When I was in high school, I had a Lit teacher who promoted free-writing. We were to bring a composition book with us to class and spend the first ten minutes or so of class writing down anything that came to mind… with no attention to punctuation or capitalization… just write whatever was on your mind. I found this freeing and meditative. The teacher wouldn’t read it, and only checked that we’d done the writing and so it was peaceful and productive.
Despite being a writer, I have only rarely engaged in free-writing. Instead, I guess I thrive in free-telling, or “walking in the wilds of my mind’s eye” as I refer to it. I build stories in my head, experiencing them as the protagonist, or an onlooker, or simply as the background. It unfolds seemingly without my direction or contribution, arranging and retelling itself as this new reality coalesces.

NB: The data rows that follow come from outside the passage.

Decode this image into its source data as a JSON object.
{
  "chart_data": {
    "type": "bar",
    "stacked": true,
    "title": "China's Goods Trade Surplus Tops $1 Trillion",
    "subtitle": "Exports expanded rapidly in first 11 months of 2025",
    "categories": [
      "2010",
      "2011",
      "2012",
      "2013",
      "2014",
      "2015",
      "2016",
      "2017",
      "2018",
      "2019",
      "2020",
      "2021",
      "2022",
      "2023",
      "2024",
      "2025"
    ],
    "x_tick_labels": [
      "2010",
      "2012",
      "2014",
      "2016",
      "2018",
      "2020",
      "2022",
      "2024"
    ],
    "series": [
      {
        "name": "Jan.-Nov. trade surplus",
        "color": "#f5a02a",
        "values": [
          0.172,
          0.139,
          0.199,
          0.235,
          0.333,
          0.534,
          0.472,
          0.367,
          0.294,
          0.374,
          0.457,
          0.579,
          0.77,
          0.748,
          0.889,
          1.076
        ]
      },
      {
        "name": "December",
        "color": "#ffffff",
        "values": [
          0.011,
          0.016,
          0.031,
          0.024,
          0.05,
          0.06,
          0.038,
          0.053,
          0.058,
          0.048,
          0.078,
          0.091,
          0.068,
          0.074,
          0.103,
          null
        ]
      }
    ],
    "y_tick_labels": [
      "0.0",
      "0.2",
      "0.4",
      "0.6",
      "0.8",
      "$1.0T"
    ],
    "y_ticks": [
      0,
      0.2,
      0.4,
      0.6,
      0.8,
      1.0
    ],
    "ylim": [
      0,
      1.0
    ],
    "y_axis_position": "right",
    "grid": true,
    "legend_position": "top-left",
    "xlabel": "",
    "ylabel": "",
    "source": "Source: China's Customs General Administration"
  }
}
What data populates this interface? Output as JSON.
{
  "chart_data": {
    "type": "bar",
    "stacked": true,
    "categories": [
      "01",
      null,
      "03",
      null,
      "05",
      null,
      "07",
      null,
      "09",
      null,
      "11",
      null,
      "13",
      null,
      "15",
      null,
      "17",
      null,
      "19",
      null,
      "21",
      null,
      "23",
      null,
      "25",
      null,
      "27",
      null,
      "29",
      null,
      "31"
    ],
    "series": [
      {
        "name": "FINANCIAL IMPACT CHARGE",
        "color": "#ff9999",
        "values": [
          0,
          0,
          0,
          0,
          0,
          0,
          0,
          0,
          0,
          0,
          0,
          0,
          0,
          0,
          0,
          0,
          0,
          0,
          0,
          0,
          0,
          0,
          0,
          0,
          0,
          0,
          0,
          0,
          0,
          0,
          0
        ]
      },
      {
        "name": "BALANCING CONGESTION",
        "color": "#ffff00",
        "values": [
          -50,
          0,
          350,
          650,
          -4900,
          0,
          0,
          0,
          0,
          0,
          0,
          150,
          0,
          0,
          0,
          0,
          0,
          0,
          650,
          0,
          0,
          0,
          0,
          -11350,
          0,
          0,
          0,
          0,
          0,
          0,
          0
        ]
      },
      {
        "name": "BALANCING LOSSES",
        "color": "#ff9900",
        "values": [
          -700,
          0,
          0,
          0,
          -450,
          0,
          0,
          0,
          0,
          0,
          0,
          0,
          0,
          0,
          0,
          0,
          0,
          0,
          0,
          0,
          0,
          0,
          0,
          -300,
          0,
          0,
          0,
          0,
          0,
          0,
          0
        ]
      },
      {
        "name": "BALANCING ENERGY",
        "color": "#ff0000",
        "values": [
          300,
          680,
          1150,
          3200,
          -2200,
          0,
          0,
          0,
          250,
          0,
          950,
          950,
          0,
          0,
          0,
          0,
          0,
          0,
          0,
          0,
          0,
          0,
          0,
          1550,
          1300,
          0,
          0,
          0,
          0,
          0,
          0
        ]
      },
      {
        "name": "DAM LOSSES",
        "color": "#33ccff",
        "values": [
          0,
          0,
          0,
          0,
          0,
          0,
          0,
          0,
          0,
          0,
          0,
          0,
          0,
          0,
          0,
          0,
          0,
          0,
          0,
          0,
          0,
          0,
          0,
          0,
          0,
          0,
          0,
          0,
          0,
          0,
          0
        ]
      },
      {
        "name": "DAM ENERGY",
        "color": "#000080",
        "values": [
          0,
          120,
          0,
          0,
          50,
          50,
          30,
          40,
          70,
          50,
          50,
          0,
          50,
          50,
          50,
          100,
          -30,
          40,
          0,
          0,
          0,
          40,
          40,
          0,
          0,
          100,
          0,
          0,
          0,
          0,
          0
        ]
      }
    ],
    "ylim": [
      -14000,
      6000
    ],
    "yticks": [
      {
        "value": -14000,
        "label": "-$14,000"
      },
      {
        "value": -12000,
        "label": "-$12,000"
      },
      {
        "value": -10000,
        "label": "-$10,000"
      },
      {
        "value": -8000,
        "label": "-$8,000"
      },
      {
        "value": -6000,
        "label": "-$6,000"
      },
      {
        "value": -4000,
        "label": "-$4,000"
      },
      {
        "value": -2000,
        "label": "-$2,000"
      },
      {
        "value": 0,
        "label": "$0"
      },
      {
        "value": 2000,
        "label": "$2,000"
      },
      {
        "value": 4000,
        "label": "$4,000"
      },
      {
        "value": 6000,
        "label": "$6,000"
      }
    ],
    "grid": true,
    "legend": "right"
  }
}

I like your exercise, Pete. It would be fun to do that with the Squid Gang. They all attend the same gallery show… and Mouse thinks the work is inane. Grace sees the morbid aspects of the show. Ryan sees the contrasts and human commentary, Randie sees the color relationships… etc.
Hadda dodge that in high school—I wound up writing out semi-poetic passages from the SF books I was reading. A couple of quotes from a C. M. Kornbluth story raised a few eyebrows, though.
RN… but that would be within the exercise… whatever floats into your head… you write it down and that will often lead to lines of thinking and revelation, whatever that maybe. It’s more for you than for anyone else.
No, they specified it was supposed to be your own thoughts. But I was thinking them when I wrote them out by hand.
I often have song lyrics in my head. But it’s in MY head! If that’s what’s in there…
“Drain” will give you a smirk, but try image google-ing “boring oregon city”.
Yep, it’s really a sign.
Hahahahahahah!
I generally avoided free writing because I rarely have only one train of thought going on in my head, and trying to write one or another out just jumbles up the whole thing after a few sentences. Because of the way I tended to skip thoughts mid sentence the few times my teachers insisted I do this, I almost got taken out of school for mental issues. they thought I might be schizoid, as opposed to just very easily distracted and paying no attention to what I was actually doing!
REeeeally… wow, that’s interesting. I would think that the forced channeling would have helped. But all brains are not created equal… sometimes, the establishment treats people like they should be…. and they just aren’t.